Hi folks,

thanks for the lively discussion. Let me present my point of view on a
couple of items:

*Impact on checkpointing times*

Currently, we send the committables of the writer downstream before the
barrier is sent. That allows us to include all committables in the state of
the committers, such that the committer receives all committables before it
snapshots.

All proposals now add a processing step on the committables where certain
committables are virtually merged into larger committables. However, none
of the approaches require the physical merge to happen before the barrier
is sent downstream. In fact, we can even delay the virtual merge after the
checkpoint has been fully taken. We could even optimize the writer to only
emit the committables after notifyCheckpointComplete as long as we retain
them in the state of the writer. The important point is that the
committables become part of the checkpoint, but they are always committed
only after notifyCheckpointComplete. Especially the retry mechanism of 1.14
decouples the exact time of the commit from notifyCheckpointComplete. The
retry happens asynchronously, so there is no reason to believe that we
can't do the merging asynchronously with any option.

Naturally, all approaches delay the checkpoint barrier a bit by either
adding RPC calls or shuffles but the impact is rather minimal in a well
configured system (the number of committables is assumed to be tiny), so
I'm assuming a tad higher checkpointing time because the topology is more
complex (in all cases).

*Impact on latency*

All approaches will also delay the effective commit, since additionaly work
needs to be done but I'd argue that this is by design and should be clear
to everyone. Especially, when merging files across checkpoints, certain
results will not be visible until much later. Once, we settle for an
approach, we should think which options we give to sink developers and
end-users to impact that latency.

An important aspect here is that we also refine the contract on
GlobalCommitter. Currently, it's not clear when it is supposed to be
called; for example, to register files in a metastore. Naively, I would
have said that the GlobalCommitter is invoked when all committables of a
certain checkpoint have been committed.
a) But what happens in the case of a failure and retry? Do we delay until
the commit finally happens?
b) What do we do with committables that are held back for compaction? Do we
global commit when all committables of checkpoint A are committed ignoring
small files? Or do we wait until a later checkpoint, when all small files
of A have been merged such that indeed all data of A has been committed.

*Re: Developers understand that the cost is relatively high.*

Yes that is a valid concern that we already have with committer and global
committer (which none of the new users understand). I don't like that we
have so many Optional methods where it's not clear which methods to
implement to achieve certain functionality. Ideally, we split up the Sink
in many smaller components where you add certain traits. For example,
HiveSink implements Sink, HasState, HasCommitter, HasCompaction,
HasGlobalCommitter (there are probably better names for the traits)
We still can change that as everything is experimental (and annoy connector
devs) but it seems to be an orthogonal discussion.

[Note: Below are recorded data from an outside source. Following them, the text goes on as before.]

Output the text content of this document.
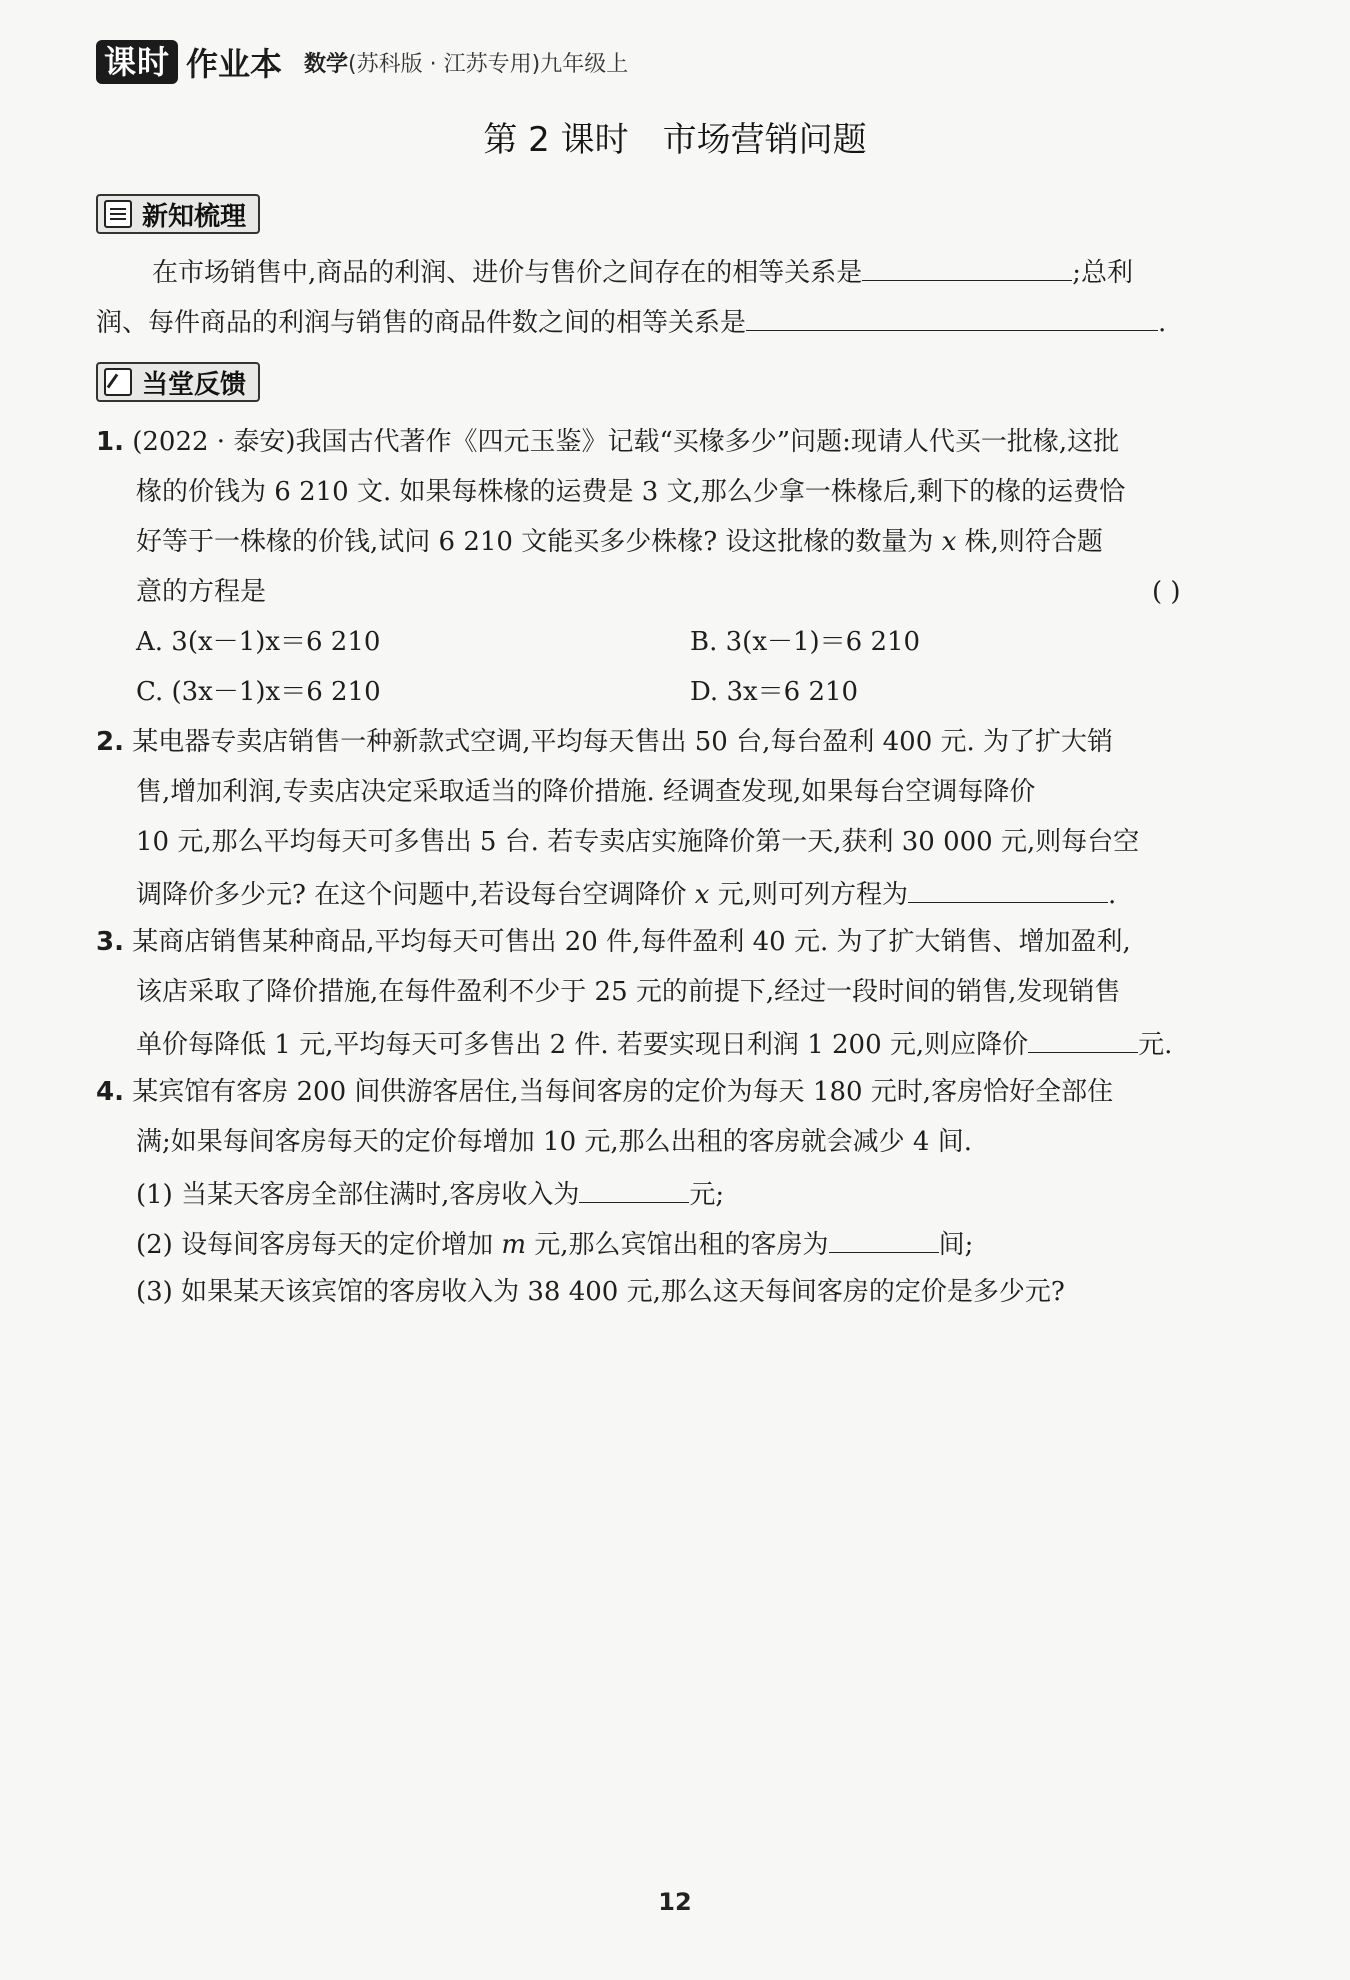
课时 作业本 数学 (苏科版 · 江苏专用)九年级上
第 2 课时 市场营销问题
新知梳理
在市场销售中,商品的利润、进价与售价之间存在的相等关系是	;总利
润、每件商品的利润与销售的商品件数之间的相等关系是	.
当堂反馈
1. (2022 · 泰安)我国古代著作《四元玉鉴》记载“买椽多少”问题:现请人代买一批椽,这批
椽的价钱为 6 210 文. 如果每株椽的运费是 3 文,那么少拿一株椽后,剩下的椽的运费恰
好等于一株椽的价钱,试问 6 210 文能买多少株椽? 设这批椽的数量为 x 株,则符合题
意的方程是	( )
A. 3(x－1)x＝6 210	B. 3(x－1)＝6 210
C. (3x－1)x＝6 210	D. 3x＝6 210
2. 某电器专卖店销售一种新款式空调,平均每天售出 50 台,每台盈利 400 元. 为了扩大销
售,增加利润,专卖店决定采取适当的降价措施. 经调查发现,如果每台空调每降价
10 元,那么平均每天可多售出 5 台. 若专卖店实施降价第一天,获利 30 000 元,则每台空
调降价多少元? 在这个问题中,若设每台空调降价 x 元,则可列方程为	.
3. 某商店销售某种商品,平均每天可售出 20 件,每件盈利 40 元. 为了扩大销售、增加盈利,
该店采取了降价措施,在每件盈利不少于 25 元的前提下,经过一段时间的销售,发现销售
单价每降低 1 元,平均每天可多售出 2 件. 若要实现日利润 1 200 元,则应降价	元.
4. 某宾馆有客房 200 间供游客居住,当每间客房的定价为每天 180 元时,客房恰好全部住
满;如果每间客房每天的定价每增加 10 元,那么出租的客房就会减少 4 间.
(1) 当某天客房全部住满时,客房收入为	元;
(2) 设每间客房每天的定价增加 m 元,那么宾馆出租的客房为	间;
(3) 如果某天该宾馆的客房收入为 38 400 元,那么这天每间客房的定价是多少元?
12
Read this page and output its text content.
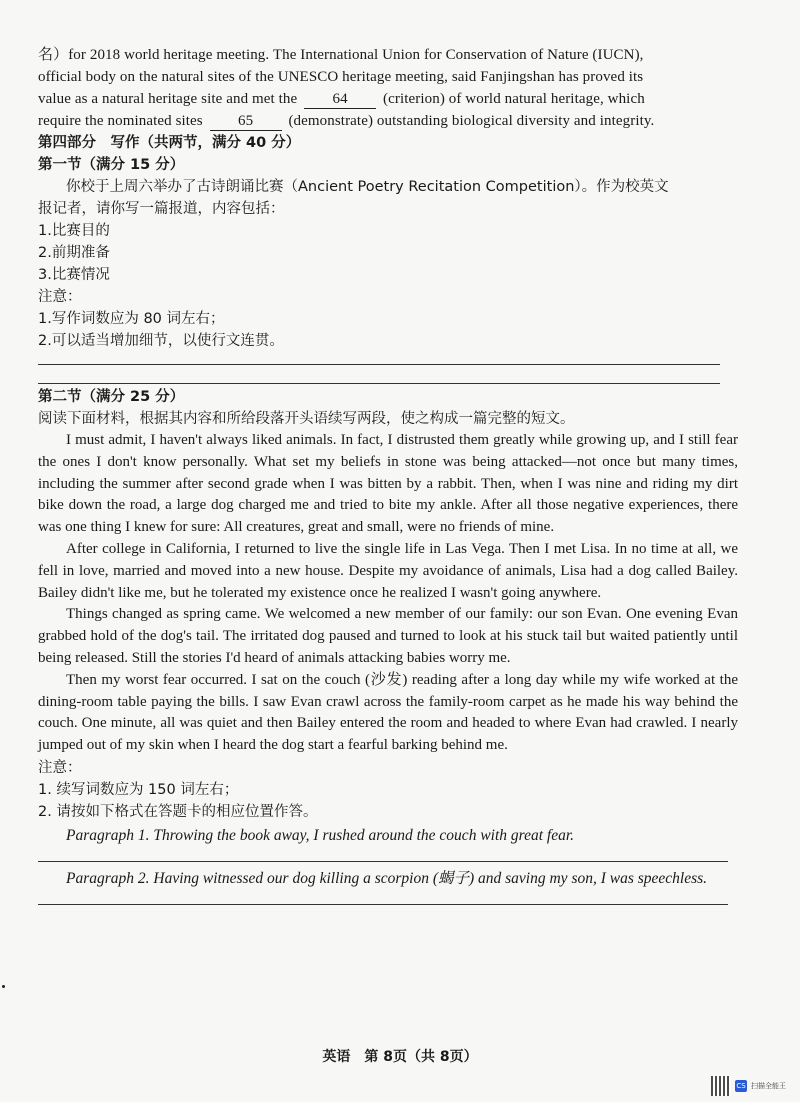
名）for 2018 world heritage meeting. The International Union for Conservation of Nature (IUCN),
official body on the natural sites of the UNESCO heritage meeting, said Fanjingshan has proved its
value as a natural heritage site and met the 64 (criterion) of world natural heritage, which
require the nominated sites 65 (demonstrate) outstanding biological diversity and integrity.
第四部分　写作（共两节，满分 40 分）
第一节（满分 15 分）
你校于上周六举办了古诗朗诵比赛（Ancient Poetry Recitation Competition）。作为校英文
报记者，请你写一篇报道，内容包括：
1.比赛目的
2.前期准备
3.比赛情况
注意：
1.写作词数应为 80 词左右；
2.可以适当增加细节，以使行文连贯。
第二节（满分 25 分）
阅读下面材料，根据其内容和所给段落开头语续写两段，使之构成一篇完整的短文。

I must admit, I haven't always liked animals. In fact, I distrusted them greatly while growing up, and I still fear the ones I don't know personally. What set my beliefs in stone was being attacked—not once but many times, including the summer after second grade when I was bitten by a rabbit. Then, when I was nine and riding my dirt bike down the road, a large dog charged me and tried to bite my ankle. After all those negative experiences, there was one thing I knew for sure: All creatures, great and small, were no friends of mine.

After college in California, I returned to live the single life in Las Vega. Then I met Lisa. In no time at all, we fell in love, married and moved into a new house. Despite my avoidance of animals, Lisa had a dog called Bailey. Bailey didn't like me, but he tolerated my existence once he realized I wasn't going anywhere.

Things changed as spring came. We welcomed a new member of our family: our son Evan. One evening Evan grabbed hold of the dog's tail. The irritated dog paused and turned to look at his stuck tail but waited patiently until being released. Still the stories I'd heard of animals attacking babies worry me.

Then my worst fear occurred. I sat on the couch (沙发) reading after a long day while my wife worked at the dining-room table paying the bills. I saw Evan crawl across the family-room carpet as he made his way behind the couch. One minute, all was quiet and then Bailey entered the room and headed to where Evan had crawled. I nearly jumped out of my skin when I heard the dog start a fearful barking behind me.

注意：
1. 续写词数应为 150 词左右；
2. 请按如下格式在答题卡的相应位置作答。
Paragraph 1. Throwing the book away, I rushed around the couch with great fear.
Paragraph 2. Having witnessed our dog killing a scorpion (蝎子) and saving my son, I was speechless.
英语　第 8页（共 8页）
CS 扫描全能王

If we compare Option 2 with Option 3, I'd argue that the mental model of
the connector dev is more stressed with option 3 than with 2. He needs to
map the high-level concepts of the current Sink to the low-level concepts
of DataStream. He needs to understand the data that is being sent between
writer and committer to be able to hook in.
Note that we need to move away from just sending CommT and wrap it with
some metadata, such as checkpoint id and subtask id.

The dev also needs to care about managing the state, which we may abstract
in Option 2 (not entirely sure). And the dev needs to understand the task
life-cycle to emit the remaining committables before the job shuts down (is
that even possible on DataStream level? Are we notified on EOI or do we
expect devs to use operator API?). Lastly, if things are done
asynchronously as you have championed, the user also needs to take care of
ensuring that all async tasks are done before shutdown.

*Re 2. Repeated implementation*

The newly introduced `aggregate` can set the parallelism, thus perhaps
> `setUid`, `slotSharingGroup (including resources)`, and `maxParallelism`
> also need to be supported? If they are supported, additional workloads are
> required, and at the same time I feel that these workloads are unnecessary;
> if not, it will also increase the developers’ understanding cost: for
> example, why these operators can not set these attributes?
>

I'm assuming that you mean that we are about to replicate API between
DataStream and Sink compactor? I wouldn't do that. I would actually also
fix the parallelism to the writer's parallelism. So we just have a pre-key,
aggregate, and post-key where we can have defaults for the keys. We should
provide access to metadata of CommT through a context. I'd always run
compaction in the same slot sharing group as the writer, similar to how the
committer is run. I don't see why we should take a different route with the
design of the compaction than with the committer where we abstract all
these things away.

Also for another
> example, `SinkWriter` has introduced many existing (or repeated)
> implementations in the DataStream API in order to support ‘State’, ‘Timer’,
> ‘asynchronization’, ‘subindex’, etc.
>

I agree that the repeated implementations for Timer is weird but that could
have been solved similar to how we solved it with asynchronization where we
did not replicate interfaces but rather pulled up the concept of
MailboxExecutor from datastream to core.
Having specific Context objects is imho actually a good design decision -
RuntimeContext is heavily overloaded and shouldn't be emulated or used.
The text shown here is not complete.